BY EMMA MARTIN ’20
“Boy, do we have a show for you tonight!” local meteorologist Brain Lapis told Chapin Auditorium while opening the first performance of the Big Broadcast Saturday afternoon. Lapis reprised his role as M.C. Fred Kelly, hosting the 12th annual recreation of a live radio broadcast on the fictional station “WJAZ.” Big Broadcast celebrates the golden age of radio with the Mount Holyoke Jazz Ensemble and other soloists performing renditions of 1940s jazz tunes.
The performance also featured the Mount Holyoke Big Band and the “Starlight Sweethearts,” which consisted of The Vocal Jazz Ensembles and the Chamber Jazz Ensemble. In the first act, Hampshire College’s Michaela Godding provided a soulful rendition of Ella Fitzgerald’s “A Tisket A Tasket.” Hanna Daninger ’18, Bebe Drucker ’18 and Emmy Wrobleski ’19 played vocal trio “The Michaels Sisters,” singing memorable numbers like “Music Makers” and “And Her Bathing Suit Never Got Wet.”
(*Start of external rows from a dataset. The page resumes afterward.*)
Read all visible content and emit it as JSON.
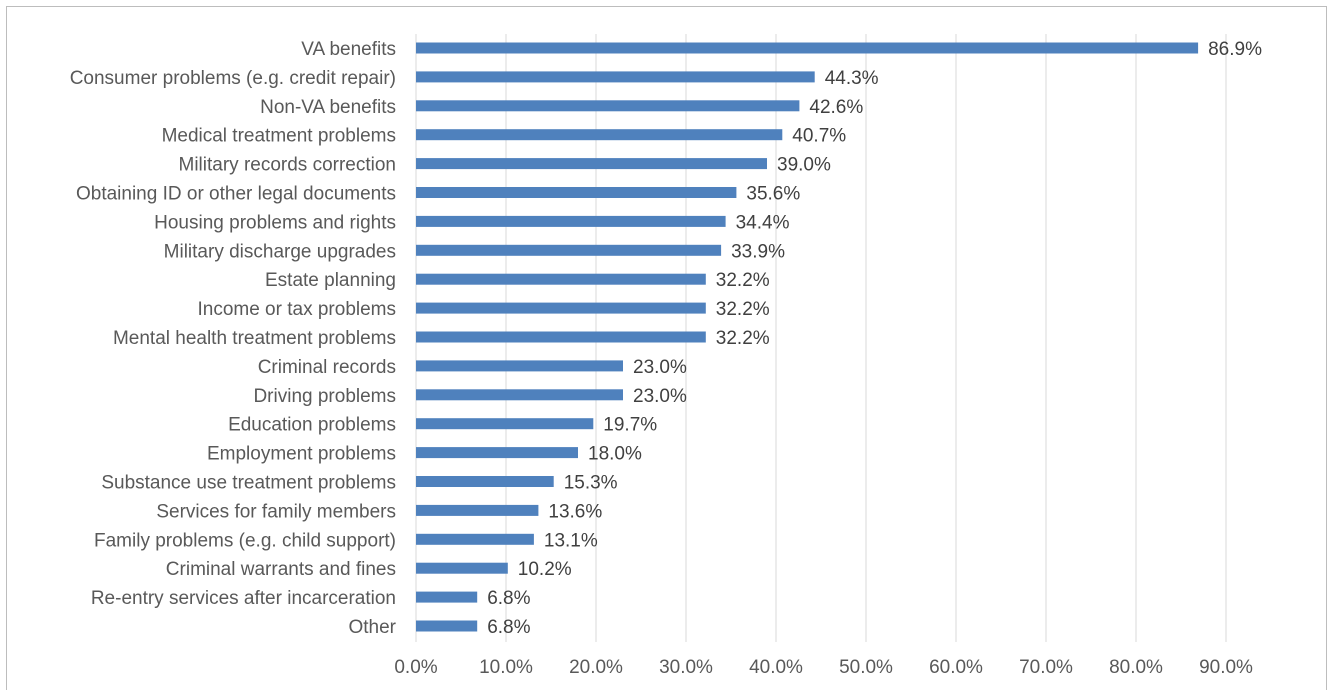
{
  "chart_data": {
    "type": "bar",
    "orientation": "horizontal",
    "categories": [
      "VA benefits",
      "Consumer problems (e.g. credit repair)",
      "Non-VA benefits",
      "Medical treatment problems",
      "Military records correction",
      "Obtaining ID or other legal documents",
      "Housing problems and rights",
      "Military discharge upgrades",
      "Estate planning",
      "Income or tax problems",
      "Mental health treatment problems",
      "Criminal records",
      "Driving problems",
      "Education problems",
      "Employment problems",
      "Substance use treatment problems",
      "Services for family members",
      "Family problems (e.g. child support)",
      "Criminal warrants and fines",
      "Re-entry services after incarceration",
      "Other"
    ],
    "values": [
      86.9,
      44.3,
      42.6,
      40.7,
      39.0,
      35.6,
      34.4,
      33.9,
      32.2,
      32.2,
      32.2,
      23.0,
      23.0,
      19.7,
      18.0,
      15.3,
      13.6,
      13.1,
      10.2,
      6.8,
      6.8
    ],
    "value_labels": [
      "86.9%",
      "44.3%",
      "42.6%",
      "40.7%",
      "39.0%",
      "35.6%",
      "34.4%",
      "33.9%",
      "32.2%",
      "32.2%",
      "32.2%",
      "23.0%",
      "23.0%",
      "19.7%",
      "18.0%",
      "15.3%",
      "13.6%",
      "13.1%",
      "10.2%",
      "6.8%",
      "6.8%"
    ],
    "x_ticks": [
      0,
      10,
      20,
      30,
      40,
      50,
      60,
      70,
      80,
      90
    ],
    "x_tick_labels": [
      "0.0%",
      "10.0%",
      "20.0%",
      "30.0%",
      "40.0%",
      "50.0%",
      "60.0%",
      "70.0%",
      "80.0%",
      "90.0%"
    ],
    "xlim": [
      0,
      90
    ],
    "title": "",
    "xlabel": "",
    "ylabel": "",
    "grid": "vertical",
    "legend": "none",
    "bar_color": "#4f81bd"
  }
}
Mark Gionfriddo, the director and founder of the Mount Holyoke Jazz Ensembles, arranged the musical numbers and commercial jingles for actual products such as “Energine Shoe White polish,” “Brisk Fluoride Toothpaste” and “Pepsi Cola.” Groups of MHC jazz singers performed the jingles between songs.
The singers also acted out an installment of “Life on Honeysuckle Hill,” a fictional soap opera written by the student associate producers with sound artist Cheryl Cobb as Geraldine Leonard. The episode followed the colorful “Huggins” family as they encountered rollicking plot twists. Jazz Ensemble member Alice Simmons ’19 played drunken Huggins matriarch Hazel and really got into character. “For the radio play . . . I wore these really really high heels so I could feel a little [unstable],” said Simmons. “I could not pass a field sobriety test in these heels.”
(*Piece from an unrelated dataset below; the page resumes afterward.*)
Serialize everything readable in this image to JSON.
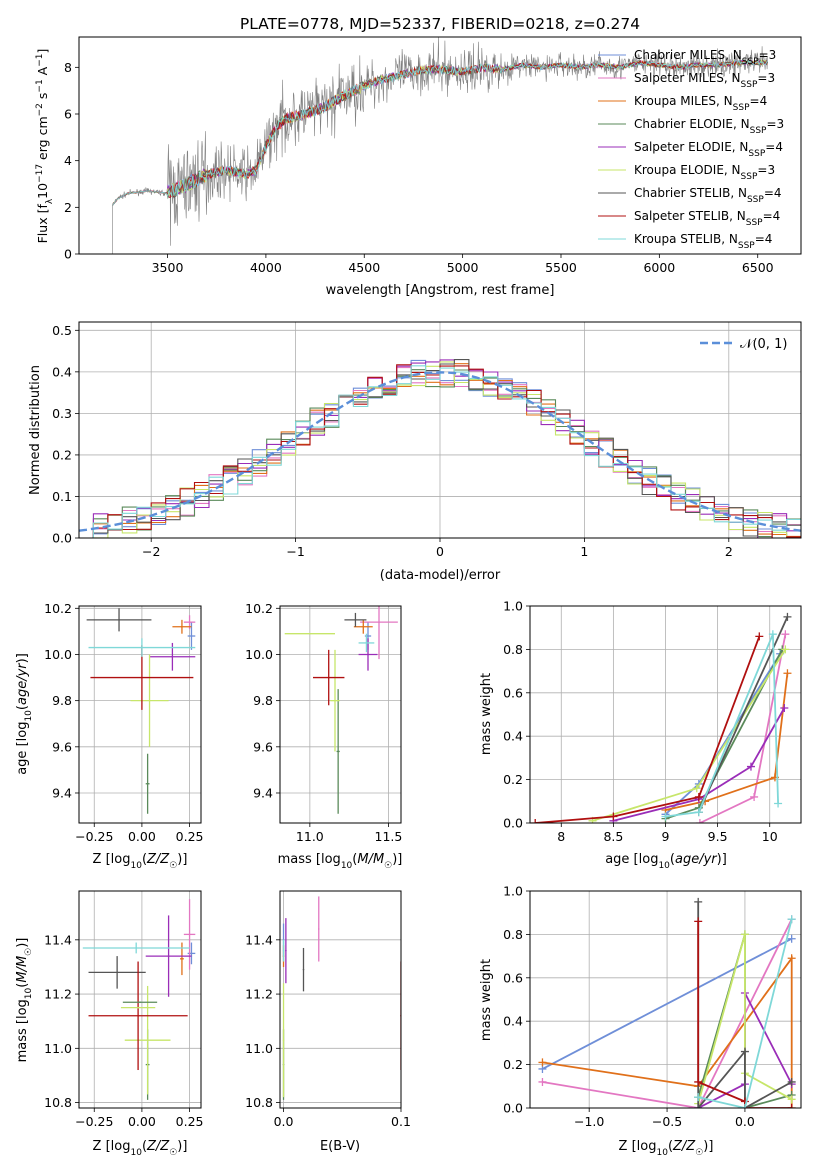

The Big Band opened the second act with the iconic instrumental “Sing Sing Sing.” Gionfriddo and Lapis also joined the band for “Mississippi Mud.”
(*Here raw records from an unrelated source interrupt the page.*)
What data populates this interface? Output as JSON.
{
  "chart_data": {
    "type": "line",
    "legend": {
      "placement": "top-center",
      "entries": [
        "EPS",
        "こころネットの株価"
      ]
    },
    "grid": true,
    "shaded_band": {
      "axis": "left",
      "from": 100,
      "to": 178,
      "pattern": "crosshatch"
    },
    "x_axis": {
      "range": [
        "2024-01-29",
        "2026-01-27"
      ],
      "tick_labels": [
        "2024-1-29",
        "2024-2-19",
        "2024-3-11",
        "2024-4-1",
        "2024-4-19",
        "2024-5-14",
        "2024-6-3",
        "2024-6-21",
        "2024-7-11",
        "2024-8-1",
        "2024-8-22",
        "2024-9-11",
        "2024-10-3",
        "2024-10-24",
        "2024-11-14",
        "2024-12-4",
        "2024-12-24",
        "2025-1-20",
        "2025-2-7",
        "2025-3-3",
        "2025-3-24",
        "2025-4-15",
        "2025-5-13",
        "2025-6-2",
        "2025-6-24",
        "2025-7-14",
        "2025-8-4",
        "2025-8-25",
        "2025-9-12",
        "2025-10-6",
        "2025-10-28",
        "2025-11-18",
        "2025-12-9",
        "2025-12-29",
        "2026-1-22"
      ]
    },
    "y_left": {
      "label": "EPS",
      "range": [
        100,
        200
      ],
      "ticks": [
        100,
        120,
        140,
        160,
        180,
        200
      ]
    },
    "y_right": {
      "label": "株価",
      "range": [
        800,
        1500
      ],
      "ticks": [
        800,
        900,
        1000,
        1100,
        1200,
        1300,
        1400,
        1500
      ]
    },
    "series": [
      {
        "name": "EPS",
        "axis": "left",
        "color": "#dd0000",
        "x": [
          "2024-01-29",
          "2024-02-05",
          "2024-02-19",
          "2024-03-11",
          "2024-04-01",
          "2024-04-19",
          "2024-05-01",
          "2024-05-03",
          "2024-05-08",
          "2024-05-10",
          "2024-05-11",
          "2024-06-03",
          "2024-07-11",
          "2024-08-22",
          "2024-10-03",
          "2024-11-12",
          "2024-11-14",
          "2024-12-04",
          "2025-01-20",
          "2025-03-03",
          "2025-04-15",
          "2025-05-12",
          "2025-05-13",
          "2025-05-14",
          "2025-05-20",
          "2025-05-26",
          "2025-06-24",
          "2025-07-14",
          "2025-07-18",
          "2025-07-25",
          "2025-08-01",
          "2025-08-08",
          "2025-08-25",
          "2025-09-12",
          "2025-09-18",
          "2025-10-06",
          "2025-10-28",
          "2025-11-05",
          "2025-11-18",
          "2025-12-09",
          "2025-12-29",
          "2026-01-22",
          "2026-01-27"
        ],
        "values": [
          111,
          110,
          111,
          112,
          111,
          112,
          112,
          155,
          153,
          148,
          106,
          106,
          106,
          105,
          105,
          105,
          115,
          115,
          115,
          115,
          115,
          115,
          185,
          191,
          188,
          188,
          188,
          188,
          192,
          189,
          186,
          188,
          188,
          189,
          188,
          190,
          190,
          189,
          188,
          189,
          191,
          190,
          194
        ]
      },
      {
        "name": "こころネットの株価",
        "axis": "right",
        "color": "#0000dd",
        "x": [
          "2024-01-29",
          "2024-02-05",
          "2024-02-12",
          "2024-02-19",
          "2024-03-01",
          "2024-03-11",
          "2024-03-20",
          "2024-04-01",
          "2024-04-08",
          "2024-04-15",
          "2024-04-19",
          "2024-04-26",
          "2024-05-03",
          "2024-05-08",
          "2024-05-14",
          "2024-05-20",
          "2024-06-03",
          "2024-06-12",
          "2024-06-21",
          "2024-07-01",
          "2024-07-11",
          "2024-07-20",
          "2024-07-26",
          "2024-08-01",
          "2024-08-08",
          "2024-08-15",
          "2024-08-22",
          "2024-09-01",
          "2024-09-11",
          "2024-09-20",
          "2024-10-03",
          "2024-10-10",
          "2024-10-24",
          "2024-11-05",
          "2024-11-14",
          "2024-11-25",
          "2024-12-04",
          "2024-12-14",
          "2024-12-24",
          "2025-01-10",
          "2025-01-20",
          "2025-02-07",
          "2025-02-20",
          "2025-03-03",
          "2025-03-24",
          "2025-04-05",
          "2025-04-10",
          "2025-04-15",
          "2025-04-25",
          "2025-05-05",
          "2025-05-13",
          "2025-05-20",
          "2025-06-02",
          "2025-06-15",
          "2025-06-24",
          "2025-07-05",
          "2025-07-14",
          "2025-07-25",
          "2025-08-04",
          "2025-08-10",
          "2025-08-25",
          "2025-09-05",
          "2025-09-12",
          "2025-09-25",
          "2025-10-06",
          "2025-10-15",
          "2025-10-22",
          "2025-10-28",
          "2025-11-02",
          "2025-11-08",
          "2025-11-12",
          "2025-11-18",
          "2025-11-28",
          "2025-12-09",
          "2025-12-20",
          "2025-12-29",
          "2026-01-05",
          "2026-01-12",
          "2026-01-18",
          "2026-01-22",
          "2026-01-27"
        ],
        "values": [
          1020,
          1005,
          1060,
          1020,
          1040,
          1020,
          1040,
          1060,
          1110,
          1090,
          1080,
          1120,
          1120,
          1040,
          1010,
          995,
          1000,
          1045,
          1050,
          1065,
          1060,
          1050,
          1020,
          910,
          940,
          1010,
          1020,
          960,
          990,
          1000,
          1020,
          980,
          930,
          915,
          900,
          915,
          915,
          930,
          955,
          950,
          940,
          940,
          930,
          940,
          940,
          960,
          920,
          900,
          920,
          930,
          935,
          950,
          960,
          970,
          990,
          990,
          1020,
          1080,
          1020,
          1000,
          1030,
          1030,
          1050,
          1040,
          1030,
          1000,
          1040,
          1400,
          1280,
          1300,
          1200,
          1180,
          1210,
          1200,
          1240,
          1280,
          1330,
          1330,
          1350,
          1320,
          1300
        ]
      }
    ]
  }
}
The Big Broadcast was created and directed by Gionfriddo and student associate producers Megan Ferrara ’20, Lauren Ferrara ’20 and Chris Cassidy ’20. Gionfriddo and the associate producers listened to transcriptions of actual broadcasts and researched 1940s hairstyles, makeup and clothing to recreate the experience of a typical radio show of the period. Participants were assigned character names and prepared their costumes and 1940s looks weeks in advance. While the student producers wrote the script, Gionfriddo selected the songs. “There’s a lot of nostalgia with the Great War and the way America came together,” said audience member Maggie Murphy ’21. “And music has always been a huge part of American culture so anything that inspires patriotism [is popular]. Music also connected a lot of folks and it freed a lot of folks from the troubles that they had.”
Vocal Jazz Ensemble member Lexxey Boron-Smith ’20 appreciated the opportunity to work on the Big Broadcast. “I really like doing this show because I don’t do a lot of theater outside of this,” said Boron-Smith. “This kind of gives us the chance to get dressed up and put on makeup the way that they did and do our hair. It kind of harkens back [to old time]. A lot of our grandparents come and really like it. So I really enjoyed getting into that character.”